Online, there’s no imperative to abridge. Editors aren’t counting characters to make a definition fit on a printed page, and they’re not sending words to the lexicographic guillotine to make room for a new crop of entries. Book production constraints forcibly narrow the focus of definitions and, Merriam president John Morse says, “deliberately leave some aspect of a word’s character unacknowledged.” Online, for the first time in the history of lexicography, that’s not necessary. “You really try to say, ‘Here is the space and interest to tell this story in the fullest possible way,’ ” Morse says. “From a definer’s point of view, this is the most rewarding kind of defining you can do. You’re not self-censoring with every word you write down.”

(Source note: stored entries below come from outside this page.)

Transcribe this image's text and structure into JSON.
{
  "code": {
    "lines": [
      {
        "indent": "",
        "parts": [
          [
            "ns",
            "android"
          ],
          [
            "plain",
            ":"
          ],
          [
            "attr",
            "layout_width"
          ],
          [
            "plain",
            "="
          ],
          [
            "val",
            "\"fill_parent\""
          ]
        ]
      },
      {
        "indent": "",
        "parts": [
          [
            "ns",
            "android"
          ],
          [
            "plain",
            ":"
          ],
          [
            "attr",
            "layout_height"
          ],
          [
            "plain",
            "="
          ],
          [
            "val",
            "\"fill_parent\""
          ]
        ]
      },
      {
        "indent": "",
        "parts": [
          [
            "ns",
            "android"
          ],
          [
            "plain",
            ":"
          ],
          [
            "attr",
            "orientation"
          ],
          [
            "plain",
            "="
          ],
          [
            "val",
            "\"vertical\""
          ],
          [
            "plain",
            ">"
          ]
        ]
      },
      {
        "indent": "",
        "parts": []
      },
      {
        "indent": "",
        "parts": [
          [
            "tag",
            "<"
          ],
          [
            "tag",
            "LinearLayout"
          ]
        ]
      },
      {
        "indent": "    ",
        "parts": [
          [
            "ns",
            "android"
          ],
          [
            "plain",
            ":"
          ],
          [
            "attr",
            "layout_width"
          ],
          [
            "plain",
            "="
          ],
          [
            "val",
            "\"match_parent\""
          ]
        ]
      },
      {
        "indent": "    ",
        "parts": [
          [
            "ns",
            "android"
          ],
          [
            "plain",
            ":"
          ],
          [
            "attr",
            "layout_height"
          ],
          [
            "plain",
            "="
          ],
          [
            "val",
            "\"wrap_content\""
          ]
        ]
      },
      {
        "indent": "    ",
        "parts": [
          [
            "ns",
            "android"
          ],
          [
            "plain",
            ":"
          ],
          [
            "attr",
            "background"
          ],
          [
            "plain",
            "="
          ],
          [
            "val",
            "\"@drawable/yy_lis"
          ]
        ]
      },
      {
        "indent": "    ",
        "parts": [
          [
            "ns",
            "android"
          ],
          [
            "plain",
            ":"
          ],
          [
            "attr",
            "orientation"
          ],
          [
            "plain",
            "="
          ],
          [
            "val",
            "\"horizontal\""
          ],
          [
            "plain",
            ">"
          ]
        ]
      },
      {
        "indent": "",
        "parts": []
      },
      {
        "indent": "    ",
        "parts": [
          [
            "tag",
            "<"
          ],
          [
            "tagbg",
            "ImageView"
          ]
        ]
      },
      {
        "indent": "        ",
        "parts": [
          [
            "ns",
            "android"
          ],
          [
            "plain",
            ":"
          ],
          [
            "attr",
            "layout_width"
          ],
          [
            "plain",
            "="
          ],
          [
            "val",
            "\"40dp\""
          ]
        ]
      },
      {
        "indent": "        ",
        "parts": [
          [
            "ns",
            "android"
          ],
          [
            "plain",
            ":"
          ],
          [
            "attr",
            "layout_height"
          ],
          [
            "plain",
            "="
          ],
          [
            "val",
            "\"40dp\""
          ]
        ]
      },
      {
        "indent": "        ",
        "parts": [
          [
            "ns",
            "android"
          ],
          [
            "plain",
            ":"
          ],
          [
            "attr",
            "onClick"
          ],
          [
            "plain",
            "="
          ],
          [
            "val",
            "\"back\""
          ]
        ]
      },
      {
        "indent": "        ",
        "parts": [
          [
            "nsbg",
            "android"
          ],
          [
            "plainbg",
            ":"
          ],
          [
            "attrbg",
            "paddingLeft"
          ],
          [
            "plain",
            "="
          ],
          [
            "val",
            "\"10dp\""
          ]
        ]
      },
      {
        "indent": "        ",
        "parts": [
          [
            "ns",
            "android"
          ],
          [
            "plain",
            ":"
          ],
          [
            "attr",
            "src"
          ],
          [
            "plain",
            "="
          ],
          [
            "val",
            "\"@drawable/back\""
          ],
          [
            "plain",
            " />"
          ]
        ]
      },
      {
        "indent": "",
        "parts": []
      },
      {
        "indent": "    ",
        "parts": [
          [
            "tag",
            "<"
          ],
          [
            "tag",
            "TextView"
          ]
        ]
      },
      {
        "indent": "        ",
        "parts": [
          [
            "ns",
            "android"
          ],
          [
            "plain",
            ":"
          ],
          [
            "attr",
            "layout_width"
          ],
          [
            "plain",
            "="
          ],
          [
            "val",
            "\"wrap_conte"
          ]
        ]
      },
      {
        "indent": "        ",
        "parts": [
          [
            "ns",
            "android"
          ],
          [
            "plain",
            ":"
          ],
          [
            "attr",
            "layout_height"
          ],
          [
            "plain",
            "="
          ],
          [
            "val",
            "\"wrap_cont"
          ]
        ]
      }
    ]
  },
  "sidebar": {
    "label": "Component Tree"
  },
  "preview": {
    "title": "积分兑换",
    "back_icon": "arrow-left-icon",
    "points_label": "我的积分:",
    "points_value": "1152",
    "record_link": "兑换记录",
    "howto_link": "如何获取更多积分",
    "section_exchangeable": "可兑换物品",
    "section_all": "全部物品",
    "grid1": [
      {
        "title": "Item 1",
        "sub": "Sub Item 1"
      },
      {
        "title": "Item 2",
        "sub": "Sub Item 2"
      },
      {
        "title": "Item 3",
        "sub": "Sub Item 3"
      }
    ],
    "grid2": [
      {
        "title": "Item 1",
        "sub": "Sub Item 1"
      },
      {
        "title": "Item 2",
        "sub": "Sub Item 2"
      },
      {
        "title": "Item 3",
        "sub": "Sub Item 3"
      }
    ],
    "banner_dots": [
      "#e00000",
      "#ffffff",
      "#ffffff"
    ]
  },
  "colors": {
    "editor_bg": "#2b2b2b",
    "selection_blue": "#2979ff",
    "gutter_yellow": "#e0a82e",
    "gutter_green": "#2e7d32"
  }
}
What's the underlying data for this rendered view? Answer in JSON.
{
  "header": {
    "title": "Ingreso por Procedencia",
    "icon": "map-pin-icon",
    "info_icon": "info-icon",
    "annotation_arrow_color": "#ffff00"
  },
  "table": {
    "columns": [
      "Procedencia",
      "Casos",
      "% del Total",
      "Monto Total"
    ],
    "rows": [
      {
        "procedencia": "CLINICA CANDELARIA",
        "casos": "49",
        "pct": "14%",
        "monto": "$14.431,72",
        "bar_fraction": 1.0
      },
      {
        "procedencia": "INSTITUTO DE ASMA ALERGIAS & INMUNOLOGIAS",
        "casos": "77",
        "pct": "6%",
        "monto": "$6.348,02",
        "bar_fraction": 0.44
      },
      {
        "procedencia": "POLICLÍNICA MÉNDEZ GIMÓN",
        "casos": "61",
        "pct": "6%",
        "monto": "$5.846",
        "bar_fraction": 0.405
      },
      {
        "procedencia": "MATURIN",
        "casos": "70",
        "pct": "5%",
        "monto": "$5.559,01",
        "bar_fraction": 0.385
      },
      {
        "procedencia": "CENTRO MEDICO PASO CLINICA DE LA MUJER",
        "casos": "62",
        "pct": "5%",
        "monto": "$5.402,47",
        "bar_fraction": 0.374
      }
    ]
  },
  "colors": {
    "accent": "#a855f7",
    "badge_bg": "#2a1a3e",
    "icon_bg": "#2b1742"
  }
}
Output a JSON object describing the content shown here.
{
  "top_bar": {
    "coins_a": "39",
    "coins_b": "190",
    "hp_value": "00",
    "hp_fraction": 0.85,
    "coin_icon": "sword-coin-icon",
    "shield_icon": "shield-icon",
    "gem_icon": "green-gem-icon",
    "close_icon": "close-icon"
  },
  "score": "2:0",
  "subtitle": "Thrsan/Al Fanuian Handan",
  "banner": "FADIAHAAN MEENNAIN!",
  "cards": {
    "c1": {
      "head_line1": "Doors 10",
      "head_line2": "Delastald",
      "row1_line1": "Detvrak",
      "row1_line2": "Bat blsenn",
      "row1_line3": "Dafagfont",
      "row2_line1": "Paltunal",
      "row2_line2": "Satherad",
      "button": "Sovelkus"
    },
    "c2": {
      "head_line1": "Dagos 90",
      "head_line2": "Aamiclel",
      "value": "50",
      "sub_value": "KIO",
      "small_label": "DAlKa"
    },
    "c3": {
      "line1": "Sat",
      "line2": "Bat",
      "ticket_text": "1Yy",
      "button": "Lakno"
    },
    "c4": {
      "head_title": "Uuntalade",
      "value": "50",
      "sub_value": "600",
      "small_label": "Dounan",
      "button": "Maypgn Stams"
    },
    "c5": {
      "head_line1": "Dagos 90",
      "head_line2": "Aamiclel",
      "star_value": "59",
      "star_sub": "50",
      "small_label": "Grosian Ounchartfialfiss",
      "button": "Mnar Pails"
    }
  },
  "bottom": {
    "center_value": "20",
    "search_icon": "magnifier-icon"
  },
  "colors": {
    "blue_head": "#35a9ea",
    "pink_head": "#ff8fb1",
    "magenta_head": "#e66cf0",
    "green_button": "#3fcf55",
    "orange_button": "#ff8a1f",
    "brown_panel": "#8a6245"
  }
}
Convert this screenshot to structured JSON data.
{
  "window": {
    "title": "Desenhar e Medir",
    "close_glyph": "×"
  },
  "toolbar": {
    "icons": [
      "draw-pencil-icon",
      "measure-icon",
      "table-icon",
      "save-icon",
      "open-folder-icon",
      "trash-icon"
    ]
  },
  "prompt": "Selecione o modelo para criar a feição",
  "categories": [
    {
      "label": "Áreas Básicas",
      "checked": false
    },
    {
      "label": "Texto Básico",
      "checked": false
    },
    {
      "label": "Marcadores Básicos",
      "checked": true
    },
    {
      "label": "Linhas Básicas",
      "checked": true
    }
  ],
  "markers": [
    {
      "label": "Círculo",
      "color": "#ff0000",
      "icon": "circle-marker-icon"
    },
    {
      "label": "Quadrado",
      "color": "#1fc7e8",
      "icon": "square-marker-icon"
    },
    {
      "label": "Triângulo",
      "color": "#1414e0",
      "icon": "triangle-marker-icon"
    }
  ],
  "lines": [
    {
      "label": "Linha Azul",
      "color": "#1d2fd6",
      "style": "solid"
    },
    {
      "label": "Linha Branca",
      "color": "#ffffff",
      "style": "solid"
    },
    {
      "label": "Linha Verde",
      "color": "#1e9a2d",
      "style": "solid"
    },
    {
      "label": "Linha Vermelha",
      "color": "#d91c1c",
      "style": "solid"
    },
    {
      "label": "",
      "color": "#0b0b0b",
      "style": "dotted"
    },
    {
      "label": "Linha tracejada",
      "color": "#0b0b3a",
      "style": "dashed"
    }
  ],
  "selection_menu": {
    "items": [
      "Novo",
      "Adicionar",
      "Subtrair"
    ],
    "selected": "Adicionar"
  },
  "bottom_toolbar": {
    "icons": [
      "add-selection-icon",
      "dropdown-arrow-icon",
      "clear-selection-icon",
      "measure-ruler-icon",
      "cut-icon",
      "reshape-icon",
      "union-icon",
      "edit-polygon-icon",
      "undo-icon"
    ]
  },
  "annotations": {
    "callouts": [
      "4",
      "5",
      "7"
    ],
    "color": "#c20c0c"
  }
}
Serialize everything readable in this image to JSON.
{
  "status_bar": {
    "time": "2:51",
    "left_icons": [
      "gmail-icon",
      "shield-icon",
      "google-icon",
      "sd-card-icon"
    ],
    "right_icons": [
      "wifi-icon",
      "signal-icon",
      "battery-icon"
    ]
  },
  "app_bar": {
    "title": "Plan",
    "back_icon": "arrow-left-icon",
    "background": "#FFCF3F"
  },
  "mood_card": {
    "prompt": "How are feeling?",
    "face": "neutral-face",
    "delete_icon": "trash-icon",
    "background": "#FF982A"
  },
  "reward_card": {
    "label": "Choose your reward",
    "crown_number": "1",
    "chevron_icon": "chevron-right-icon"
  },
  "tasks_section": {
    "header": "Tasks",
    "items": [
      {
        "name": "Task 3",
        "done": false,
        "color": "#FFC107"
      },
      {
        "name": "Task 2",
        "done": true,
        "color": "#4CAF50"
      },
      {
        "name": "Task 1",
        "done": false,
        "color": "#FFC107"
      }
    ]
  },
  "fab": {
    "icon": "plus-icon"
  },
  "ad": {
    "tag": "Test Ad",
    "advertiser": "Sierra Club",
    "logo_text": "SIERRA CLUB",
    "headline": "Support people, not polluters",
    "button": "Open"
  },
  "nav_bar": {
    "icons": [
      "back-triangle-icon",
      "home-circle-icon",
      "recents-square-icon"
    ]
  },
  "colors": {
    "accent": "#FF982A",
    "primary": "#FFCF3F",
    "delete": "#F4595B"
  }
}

At the same time, definers like Stamper and Brewster must find the balance between telling the fullest story and deciding what’s useful to or necessary for the average reader. Are 192-word definitions OK? How many quotations should illustrate a meaning? How long should etymological and usage notes run? Do words need to percolate for years—at Merriam, the waiting period was often a decade or longer, as evidence slowly accumulated in the citation files—before they are granted admission?
“Obviously, it’s very liberating,” says Perrault, the director of defining. “We can add lots of good stuff now and not worry about it. But we do have to remind ourselves that there’s still value in conciseness and that maybe people looking up a word aren’t really interested in seeing eight quotations for that word.”
Consider god. In the Third, god was a bit of a hot mess. There were separate entries for god and God, and they were long, cluttered, missing key nonreligious meanings, and written with a Christian bias. Stamper sifted through 20,000 citations, plus countless articles, books, and reference works, and whittled god into a compact yet intellectually thorough five senses and 15 subsenses that include quotations from the Bible, Ulysses, Sermons of a Buddhist Abbot, and Publishers Weekly, and this example sentence: “I wish to God you’d shut up.” It took her four months. “I’m really proud of what I did, but I’m also terrified of the entry,” she says. God tends to provoke strong reactions. (In December, Stamper talked to Slate’s David Plotz about what it’s like to work as a lexicographer.)
The Third’s rigid rules and resulting quirks emerged from Gove’s style manual, which is the stuff of lexicographic legend: more than 600 single-spaced pages organized in black, loose-leaf binders known, imposingly, as the Black Books. Merriam didn’t create a contemporary version of the Black Books for the Unabridged update. But Perrault and director of editorial operations Madeline Novak—he was hired in 1979, she was hired in 1980, they were married in 1984—did implement a bunch of changes. Some of those address Govian tics that have annoyed lexicographers for 50 years, like the Third’s refusal to capitalize any headword (except, against Gove’s wishes, God) and the limited use of descriptive labels like slang.
“People wanted those labels because they wanted the dictionary to tell them that this is not a regular word in English,” Perrault says. “And I think that’s an appropriate expectation.”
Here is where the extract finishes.